Walter Bortolossi
Life, style & influence
Walter Bortolossi was born in Basel in 1961.
A prodigy, he started drawing and cutting out figures from newspapers to create stories of his own invention.
His interest was focused on “cursed” figures linked to the French environment, such as Baudelaire, Lautréamont, and Artaud, who spent his childhood dedicating them drawings inspired by the styles of American underground comics.
After a period close to Art Brut and Cobra, in harmony with the then-emerging Transavanguardia in 1987, his painting took a turn.
His artworks allude to a plurality of languages destined not to communicate with each other. Moreover, his paintings feature quotes taken from history and the philosophy of science. The titles are directly painted onto the paintings, recalling, in an ironic key, not only Visual Poetry but also comics and magazines, playing on the innuendos and ambiguities arising between text and image.
The titles range from book titles to famous or apparently peremptory phrases, ranging across various fields, from classical philosophy to science fiction literature. Unlike Conceptual Art, where the idea predominates over the work, here the pictorial realization adds new content to the starting idea.
His works
His works (sometimes in three dimensions) are characterized by occupying every available space, almost dominated by a sort of Horror Vacui.
With the advent of the computer, which Bortolossi uses to compose his works, this tendency towards accumulation is accentuated, resorting to evident distortions and experiments.
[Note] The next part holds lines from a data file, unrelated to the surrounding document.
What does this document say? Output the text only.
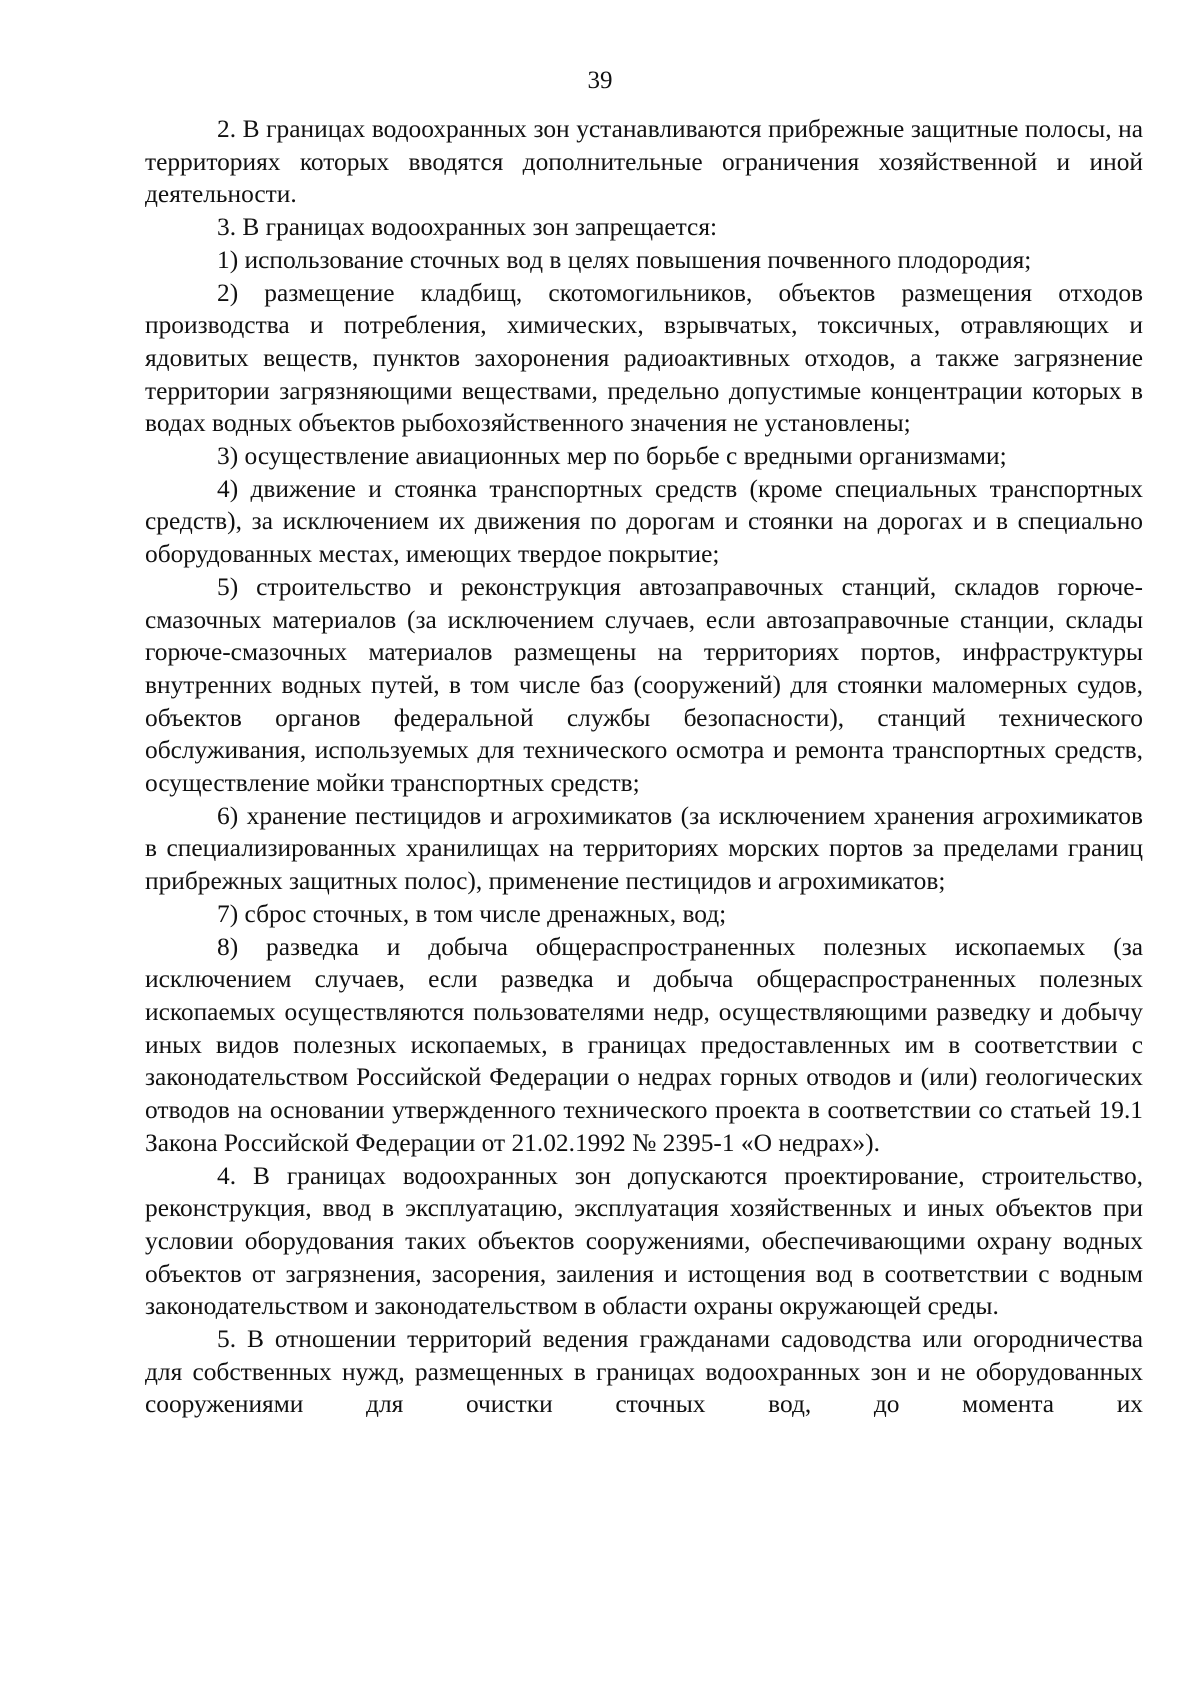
39

2. В границах водоохранных зон устанавливаются прибрежные защитные полосы, на территориях которых вводятся дополнительные ограничения хозяйственной и иной деятельности.

3. В границах водоохранных зон запрещается:

1) использование сточных вод в целях повышения почвенного плодородия;

2) размещение кладбищ, скотомогильников, объектов размещения отходов производства и потребления, химических, взрывчатых, токсичных, отравляющих и ядовитых веществ, пунктов захоронения радиоактивных отходов, а также загрязнение территории загрязняющими веществами, предельно допустимые концентрации которых в водах водных объектов рыбохозяйственного значения не установлены;

3) осуществление авиационных мер по борьбе с вредными организмами;

4) движение и стоянка транспортных средств (кроме специальных транспортных средств), за исключением их движения по дорогам и стоянки на дорогах и в специально оборудованных местах, имеющих твердое покрытие;

5) строительство и реконструкция автозаправочных станций, складов горюче-смазочных материалов (за исключением случаев, если автозаправочные станции, склады горюче-смазочных материалов размещены на территориях портов, инфраструктуры внутренних водных путей, в том числе баз (сооружений) для стоянки маломерных судов, объектов органов федеральной службы безопасности), станций технического обслуживания, используемых для технического осмотра и ремонта транспортных средств, осуществление мойки транспортных средств;

6) хранение пестицидов и агрохимикатов (за исключением хранения агрохимикатов в специализированных хранилищах на территориях морских портов за пределами границ прибрежных защитных полос), применение пестицидов и агрохимикатов;

7) сброс сточных, в том числе дренажных, вод;

8) разведка и добыча общераспространенных полезных ископаемых (за исключением случаев, если разведка и добыча общераспространенных полезных ископаемых осуществляются пользователями недр, осуществляющими разведку и добычу иных видов полезных ископаемых, в границах предоставленных им в соответствии с законодательством Российской Федерации о недрах горных отводов и (или) геологических отводов на основании утвержденного технического проекта в соответствии со статьей 19.1 Закона Российской Федерации от 21.02.1992 № 2395-1 «О недрах»).

4. В границах водоохранных зон допускаются проектирование, строительство, реконструкция, ввод в эксплуатацию, эксплуатация хозяйственных и иных объектов при условии оборудования таких объектов сооружениями, обеспечивающими охрану водных объектов от загрязнения, засорения, заиления и истощения вод в соответствии с водным законодательством и законодательством в области охраны окружающей среды.

5. В отношении территорий ведения гражданами садоводства или огородничества для собственных нужд, размещенных в границах водоохранных зон и не оборудованных сооружениями для очистки сточных вод, до момента их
The reference to the crisis of ideologies is noticeable, to a community that struggles to give itself a unitary vision of existence, in which every hierarchy seems to lose value and everything appears aligned on the same plane: high culture and popular culture are indissolubly interconnected, as theorized in post-modern themes.
The paintings (always realized with the technique of oil colors) address various themes and contemporary characters, crossing different chronological and cultural dimensions and highlighting similarities and differences.